Installation view Annika Eriksson: The Social, Moderna Museet Malmö 11 March-4 june, 2017

In-depth

THE SOCIAL

“The term social refers to a characteristic of living organisms as applied to populations of humans and other animals. It always refers to the interaction of organisms with other organisms and to their collective co-existence, irrespective of whether they are aware of it or not, and irrespective of whether the interaction is voluntary or involuntary”.
wikipedia.org/wiki/social (october 2016)

The Social is the title of Annika Eriksson’s first comprehensive solo exhibition in her native town of Malmö. It focuses on the last few years of her artistic practice and is structured around a new series of works. Near the center of the exhibition stands a replica of Axel Nordell’s play sculpture “The Apple” 1 that since it was conceived in 1972, has been permanently placed in one of Malmö’s biggest parks, Pildammsparken. Among the new works are also objects made in papier-maché, a number of LEDsigns, and a blown-up photograph of an anarchistically oriented children’s workshop from the 1970s. While together forming an installation, these new pieces also create an environment—imbued with memories and associations— for the other works on display.

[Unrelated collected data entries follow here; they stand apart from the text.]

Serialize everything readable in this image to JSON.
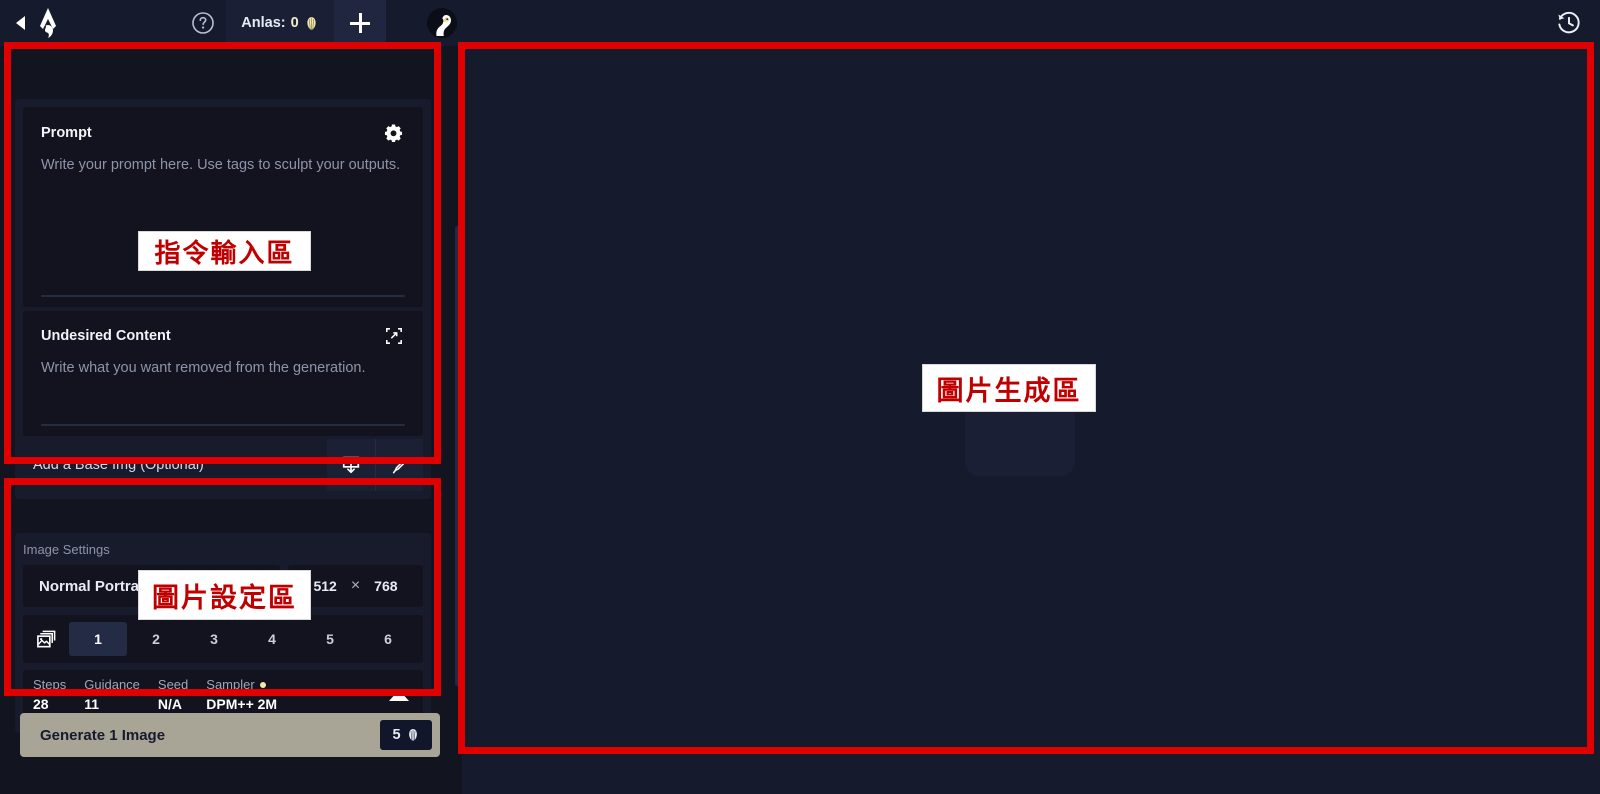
{
  "topbar": {
    "collapse_icon": "collapse-left-arrow-icon",
    "logo_icon": "novelai-logo-icon",
    "help_icon": "help-circle-icon",
    "anlas_label": "Anlas:",
    "anlas_value": "0",
    "anlas_currency_icon": "anlas-shell-icon",
    "add_anlas_icon": "plus-icon",
    "avatar_icon": "goose-avatar-icon",
    "history_icon": "history-clock-icon"
  },
  "prompt_panel": {
    "prompt": {
      "title": "Prompt",
      "placeholder": "Write your prompt here. Use tags to sculpt your outputs.",
      "settings_icon": "gear-icon"
    },
    "undesired": {
      "title": "Undesired Content",
      "placeholder": "Write what you want removed from the generation.",
      "expand_icon": "expand-box-icon"
    },
    "base_image": {
      "label": "Add a Base Img (Optional)",
      "upload_icon": "upload-image-icon",
      "paint_icon": "paintbrush-icon"
    }
  },
  "image_settings": {
    "title": "Image Settings",
    "preset": "Normal Portrait",
    "preset_chevron_icon": "chevron-down-icon",
    "width": "512",
    "separator": "×",
    "height": "768",
    "quantity_icon": "stacked-images-icon",
    "quantity_options": [
      "1",
      "2",
      "3",
      "4",
      "5",
      "6"
    ],
    "quantity_selected": "1",
    "params": [
      {
        "label": "Steps",
        "value": "28",
        "has_dot": false
      },
      {
        "label": "Guidance",
        "value": "11",
        "has_dot": false
      },
      {
        "label": "Seed",
        "value": "N/A",
        "has_dot": false
      },
      {
        "label": "Sampler",
        "value": "DPM++ 2M",
        "has_dot": true
      }
    ],
    "collapse_icon": "caret-up-icon"
  },
  "generate": {
    "label": "Generate 1 Image",
    "cost": "5",
    "cost_icon": "anlas-shell-icon"
  },
  "annotations": {
    "prompt_area": "指令輸入區",
    "settings_area": "圖片設定區",
    "canvas_area": "圖片生成區",
    "box_color": "#e00000"
  },
  "colors": {
    "app_background": "#12141f",
    "panel_background": "#171b2c",
    "field_background": "#12131f",
    "canvas_background": "#161a2d",
    "accent_selected": "#242b45",
    "generate_button": "#a8a496",
    "annotation_red": "#c00000",
    "anlas_yellow": "#f0ecd0"
  }
}
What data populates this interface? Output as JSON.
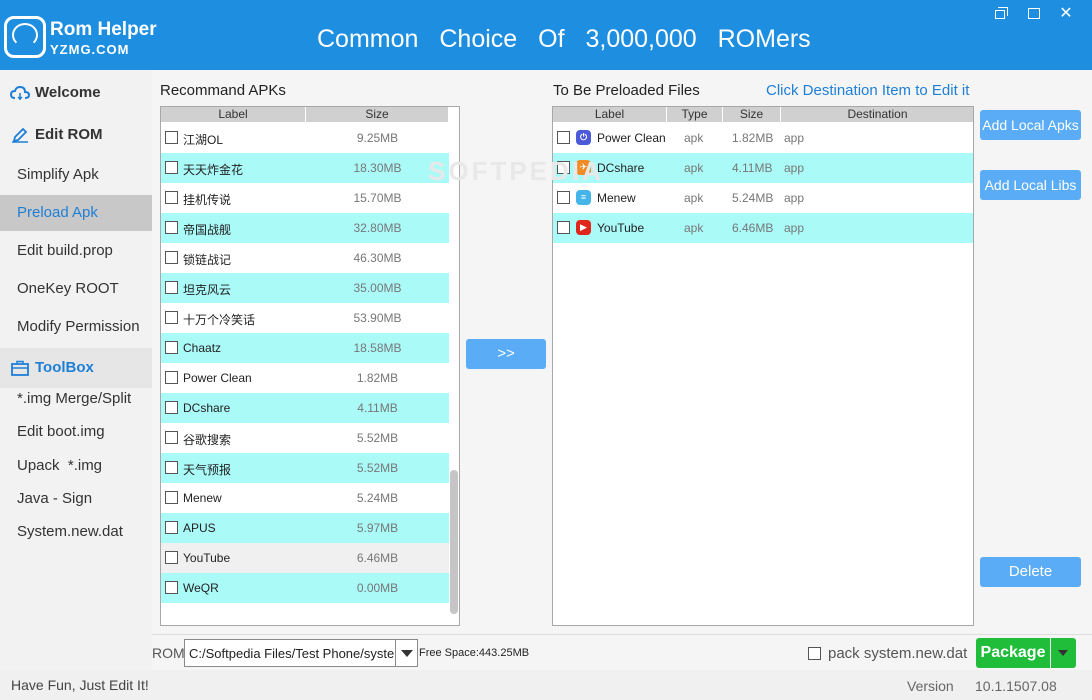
{
  "app": {
    "name": "Rom Helper",
    "subname": "YZMG.COM",
    "slogan": "Common Choice Of 3,000,000 ROMers",
    "window_controls": [
      "restore-icon",
      "maximize-icon",
      "close-icon"
    ]
  },
  "sidebar": {
    "sections": [
      {
        "label": "Welcome",
        "icon": "cloud-icon"
      },
      {
        "label": "Edit ROM",
        "icon": "pencil-icon"
      },
      {
        "label": "ToolBox",
        "icon": "toolbox-icon"
      }
    ],
    "edit_items": [
      "Simplify Apk",
      "Preload Apk",
      "Edit build.prop",
      "OneKey ROOT",
      "Modify Permission"
    ],
    "tool_items": [
      "*.img Merge/Split",
      "Edit boot.img",
      "Upack  *.img",
      "Java - Sign",
      "System.new.dat"
    ],
    "active_item": "Preload Apk"
  },
  "recommend": {
    "title": "Recommand APKs",
    "columns": [
      "Label",
      "Size"
    ],
    "rows": [
      {
        "label": "江湖OL",
        "size": "9.25MB"
      },
      {
        "label": "天天炸金花",
        "size": "18.30MB"
      },
      {
        "label": "挂机传说",
        "size": "15.70MB"
      },
      {
        "label": "帝国战舰",
        "size": "32.80MB"
      },
      {
        "label": "锁链战记",
        "size": "46.30MB"
      },
      {
        "label": "坦克风云",
        "size": "35.00MB"
      },
      {
        "label": "十万个冷笑话",
        "size": "53.90MB"
      },
      {
        "label": "Chaatz",
        "size": "18.58MB"
      },
      {
        "label": "Power Clean",
        "size": "1.82MB"
      },
      {
        "label": "DCshare",
        "size": "4.11MB"
      },
      {
        "label": "谷歌搜索",
        "size": "5.52MB"
      },
      {
        "label": "天气预报",
        "size": "5.52MB"
      },
      {
        "label": "Menew",
        "size": "5.24MB"
      },
      {
        "label": "APUS",
        "size": "5.97MB"
      },
      {
        "label": "YouTube",
        "size": "6.46MB"
      },
      {
        "label": "WeQR",
        "size": "0.00MB"
      }
    ]
  },
  "transfer_button": ">>",
  "preload": {
    "title": "To Be Preloaded Files",
    "hint": "Click Destination Item to Edit it",
    "columns": [
      "Label",
      "Type",
      "Size",
      "Destination"
    ],
    "rows": [
      {
        "label": "Power Clean",
        "type": "apk",
        "size": "1.82MB",
        "dest": "app",
        "icon": "power-clean-icon",
        "color": "#4a5ad8"
      },
      {
        "label": "DCshare",
        "type": "apk",
        "size": "4.11MB",
        "dest": "app",
        "icon": "dcshare-icon",
        "color": "#f08a24"
      },
      {
        "label": "Menew",
        "type": "apk",
        "size": "5.24MB",
        "dest": "app",
        "icon": "menew-icon",
        "color": "#45b4e8"
      },
      {
        "label": "YouTube",
        "type": "apk",
        "size": "6.46MB",
        "dest": "app",
        "icon": "youtube-icon",
        "color": "#e0261a"
      }
    ]
  },
  "actions": {
    "add_apks": "Add Local Apks",
    "add_libs": "Add Local Libs",
    "delete": "Delete"
  },
  "rom": {
    "label": "ROM",
    "path": "C:/Softpedia Files/Test Phone/system",
    "free_space": "Free Space:443.25MB",
    "pack_label": "pack system.new.dat",
    "package_label": "Package"
  },
  "footer": {
    "message": "Have Fun, Just Edit It!",
    "version_label": "Version",
    "version": "10.1.1507.08"
  },
  "watermark": "SOFTPEDIA",
  "colors": {
    "accent": "#1e8ee0",
    "row_highlight": "#aafaf8",
    "button_blue": "#5aacf6",
    "package_green": "#1fbd3a"
  }
}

Throughout the exhibition, there is a predominant sensation of a gliding movement in time—between a past that is somehow still present and a future that already lurks in our consciousness. Also recurrent is a feeling of something elusive and constantly shifting, and as viewers we are often transported to indeterminate places, bordering with both reality and fiction. In one of Annika Eriksson’s most recent videos, Past Lives Selector (2016), we encounter two cosplayers that have been commissioned by the artist to create personas in relation to an open air history museum. Though they are both dressed in historical costumes, they appear oddly futuristic – like two medieval cyborgs.

A number of the exhibited works place themselves in the gaps that are created when social models fade into history before new ideas and visions have taken form. One example is the video In Preparation for a Psychodrama (2015), set in the Swedish town of Grängesberg. Here we encounter a group of people who, frustrated and searching, seem to have gotten stuck in a time pocket. While moving through an environment formed by ideals and visions of the past, they make repeated attempts to communicate with each other — perhaps even trying to create something new together — but fail to burst the bubble confining their existence.

Annika Eriksson’s long-running investigation into different forms of social interaction and organization also includes that between humans and other animals. In the video I am the dog that was always here (loop) (2013) we meet a pack of stray dogs that the authorities have removed from their familiar neighborhood and relocated to the outskirts of the growing city. Yet another video, The Community (2010), portrays a group of cats that used to be pets but that now live together in a park. While addressing the gentrification and sanitation of our cities, these works also focus on the emergence of informal social sites, that have in turn generated new modes of existence.The animals portrayed here are very much present in their own right, but also function as anthropomorphic protagonists in narratives on social change.

The Social is an exhibition that confronts us with physical and psychological effects of social transformation. The displayed works move with elusive rapidity between memories and visions of the future. Together, they create a melting pot of different time zones, mixing utopian promises from the past with dystopian fantasies, and glimpses of potential new futures.

Joa Ljungberg, curator

Whilst popularly referred to as The Apple, Axell Nordell’s sculpture in Pildammsparken, Malmö, is formally titled Le Fruit Rouge.